On pourrait ajouter: tout ce qui est écrit en anglais n'est pas américain... Il s'agit pour lui d'une question fondamentale de méthode et «ces sortes de distinctions sont nécessaires, si l'on ne veut pas que l'histoire soit un tissu d'à peu près et de malentendus».
Incarnant le courant rationaliste et positiviste qui voit le salut de l'humanité dans la science -- synonyme de raison --, Renan s'oppose à toute religion qui cherche à imposer sa loi à l'ensemble de la société. Celui qui pourrait encore servir d'emblème au mouvement laïque considère en effet la cause comme entendue: jamais les religions n'ont été utiles au progrès scientifique et elles n'ont fait que l'entraver.
La religion musulmane ne fait pas exception, selon lui: «L'islamisme, en réalité, a donc toujours persécuté la science.» Il s'attaque même aux «libéraux qui défendent l'islam [mais] ne le connaissent pas». Car, selon lui, «l'islam, c'est l'union indiscernable du spirituel et du temporel, c'est le règne d'un dogme, c'est la chaîne la plus lourde que l'humanité ait jamais portée».
Il ne faudrait toutefois pas penser que Renan, ancien séminariste, ait été contre toute religion.
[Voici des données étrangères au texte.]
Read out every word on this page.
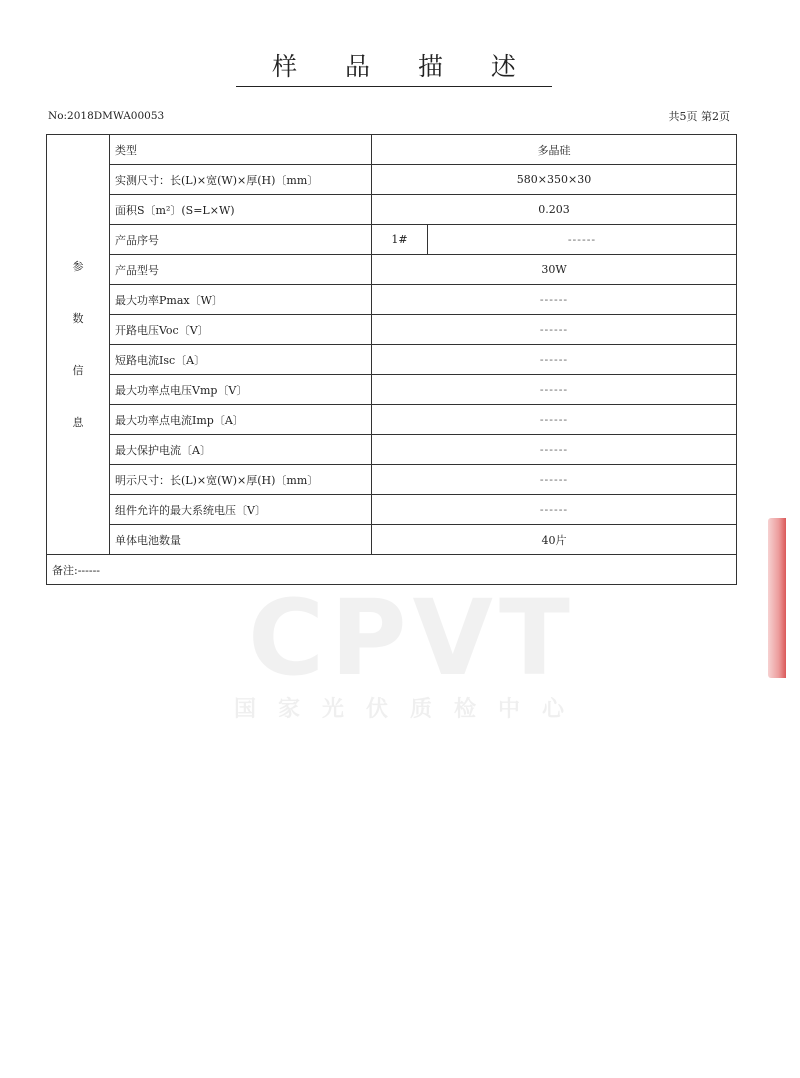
CPVT
国家光伏质检中心
样 品 描 述
No:2018DMWA00053	共5页 第2页
参
数
信
息	类型	多晶硅	
	实测尺寸：长(L)×宽(W)×厚(H)〔mm〕	580×350×30	
	面积S〔m²〕(S=L×W)	0.203	
	产品序号	1#	------
	产品型号	30W	
	最大功率Pmax〔W〕	------	
	开路电压Voc〔V〕	------	
	短路电流Isc〔A〕	------	
	最大功率点电压Vmp〔V〕	------	
	最大功率点电流Imp〔A〕	------	
	最大保护电流〔A〕	------	
	明示尺寸：长(L)×宽(W)×厚(H)〔mm〕	------	
	组件允许的最大系统电压〔V〕	------	
	单体电池数量	40片	
备注:------			
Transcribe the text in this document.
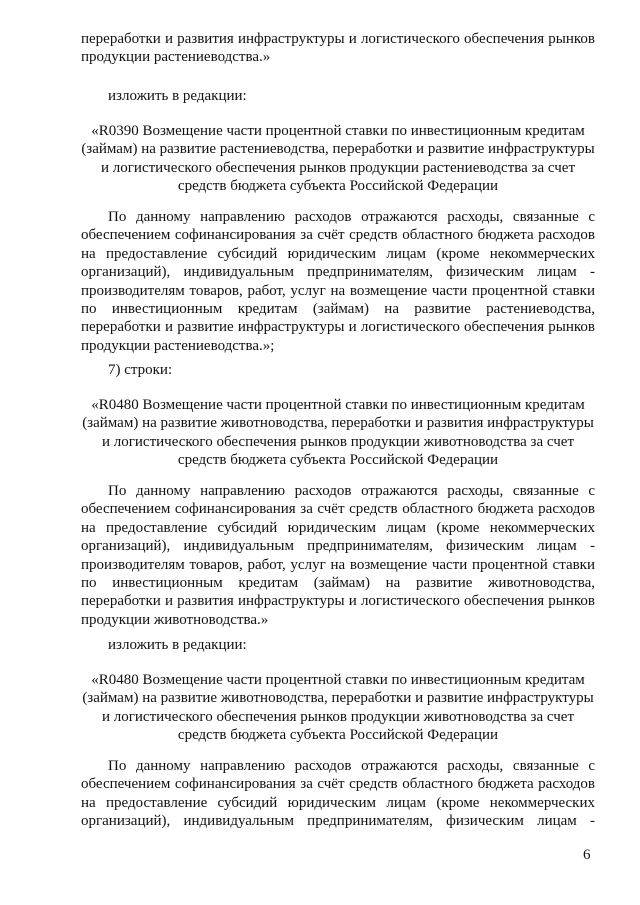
переработки и развития инфраструктуры и логистического обеспечения рынков продукции растениеводства.»

изложить в редакции:

«R0390 Возмещение части процентной ставки по инвестиционным кредитам (займам) на развитие растениеводства, переработки и развитие инфраструктуры и логистического обеспечения рынков продукции растениеводства за счет средств бюджета субъекта Российской Федерации

По данному направлению расходов отражаются расходы, связанные с обеспечением софинансирования за счёт средств областного бюджета расходов на предоставление субсидий юридическим лицам (кроме некоммерческих организаций), индивидуальным предпринимателям, физическим лицам - производителям товаров, работ, услуг на возмещение части процентной ставки по инвестиционным кредитам (займам) на развитие растениеводства, переработки и развитие инфраструктуры и логистического обеспечения рынков продукции растениеводства.»;

7) строки:

«R0480 Возмещение части процентной ставки по инвестиционным кредитам (займам) на развитие животноводства, переработки и развития инфраструктуры и логистического обеспечения рынков продукции животноводства за счет средств бюджета субъекта Российской Федерации

По данному направлению расходов отражаются расходы, связанные с обеспечением софинансирования за счёт средств областного бюджета расходов на предоставление субсидий юридическим лицам (кроме некоммерческих организаций), индивидуальным предпринимателям, физическим лицам - производителям товаров, работ, услуг на возмещение части процентной ставки по инвестиционным кредитам (займам) на развитие животноводства, переработки и развития инфраструктуры и логистического обеспечения рынков продукции животноводства.»

изложить в редакции:

«R0480 Возмещение части процентной ставки по инвестиционным кредитам (займам) на развитие животноводства, переработки и развитие инфраструктуры и логистического обеспечения рынков продукции животноводства за счет средств бюджета субъекта Российской Федерации

По данному направлению расходов отражаются расходы, связанные с обеспечением софинансирования за счёт средств областного бюджета расходов на предоставление субсидий юридическим лицам (кроме некоммерческих организаций), индивидуальным предпринимателям, физическим лицам -

6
Il le dit explicitement: «Il ne s'agit pas pour le chrétien d'abandonner le christianisme ni pour le musulman d'abandonner l'islam. Il s'agit pour les partisans éclairés du christianisme et de l'islam, d'arriver à cet état d'indifférence bienveillante où les croyances religieuses deviennent inoffensives. Cela est fait dans une moitié à peu près des pays chrétiens; espérons que cela se fera pour l'islam.»
Pour cet historien de la religion chrétienne qui a écrit en 1864 une Vie de Jésus qui a fait scandale par son analyse positiviste dénuée de toute référence au caractère divin que les chrétiens reconnaissent au fondateur de leur religion -- scandale qui lui coûta d'ailleurs son poste au Collège de France --, il est clair que la religion catholique n'a pas mieux servi ses savants: il «est hors de doute, écrit-il, que Galilée n'a pas été mieux traité par le catholicisme qu'Averroès n'a été traité par l'islamisme». Et, selon lui, «la renaissance scientifique de l'Europe» ne s'est pas faite avec le catholicisme, qui «lutte encore pour empêcher la pleine réalisation de ce qui résume le code rationnel de l'humanité, l'État neutre, en dehors des dogmes censés révélés».
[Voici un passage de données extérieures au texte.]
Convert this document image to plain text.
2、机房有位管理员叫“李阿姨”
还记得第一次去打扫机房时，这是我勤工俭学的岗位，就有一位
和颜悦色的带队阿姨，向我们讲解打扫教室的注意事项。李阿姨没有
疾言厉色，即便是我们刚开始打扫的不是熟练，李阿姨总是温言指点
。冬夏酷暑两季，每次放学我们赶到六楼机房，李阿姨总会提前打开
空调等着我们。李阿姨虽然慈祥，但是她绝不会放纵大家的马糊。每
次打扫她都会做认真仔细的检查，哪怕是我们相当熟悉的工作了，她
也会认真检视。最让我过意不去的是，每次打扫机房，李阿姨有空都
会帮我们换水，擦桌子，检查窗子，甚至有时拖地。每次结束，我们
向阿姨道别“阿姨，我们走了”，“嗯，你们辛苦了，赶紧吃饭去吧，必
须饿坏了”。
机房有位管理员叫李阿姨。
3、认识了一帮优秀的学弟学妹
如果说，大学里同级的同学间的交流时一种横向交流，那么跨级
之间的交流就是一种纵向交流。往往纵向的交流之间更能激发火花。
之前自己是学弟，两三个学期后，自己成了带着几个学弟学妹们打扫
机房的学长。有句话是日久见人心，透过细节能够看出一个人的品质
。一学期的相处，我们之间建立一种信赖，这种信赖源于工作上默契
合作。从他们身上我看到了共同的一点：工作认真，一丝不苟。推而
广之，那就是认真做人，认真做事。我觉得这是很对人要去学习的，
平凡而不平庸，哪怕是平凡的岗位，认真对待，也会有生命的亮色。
De même, il ne croit pas à «une science admise par l'islam, tolérée par l'islam», et affirme au contraire que la «régénération des pays musulmans ne se fera pas par l'islam: elle se fera par l'affaiblissement de l'islam». Et Renan ne serait pas surpris de voir aujourd'hui les fondamentalistes chrétiens et musulmans -- si éloignés sur d'autres thèmes -- s'accorder facilement dans leur croisade commune contre la théorie de l'évolution.
Une défense de la raison
Bien sûr, le ton est ferme et reflète une époque révolue qui n'avait pas encore connu le langage feutré et euphémisé aujourd'hui dominant. Mais au-delà de la forme nécessairement marquée par son époque, le fond demeure d'actualité: une défense résolue de la raison dont on retrouve aujourd'hui l'écho dans l'éditorial du directeur de la bibliothèque d'Alexandrie, cité plus haut.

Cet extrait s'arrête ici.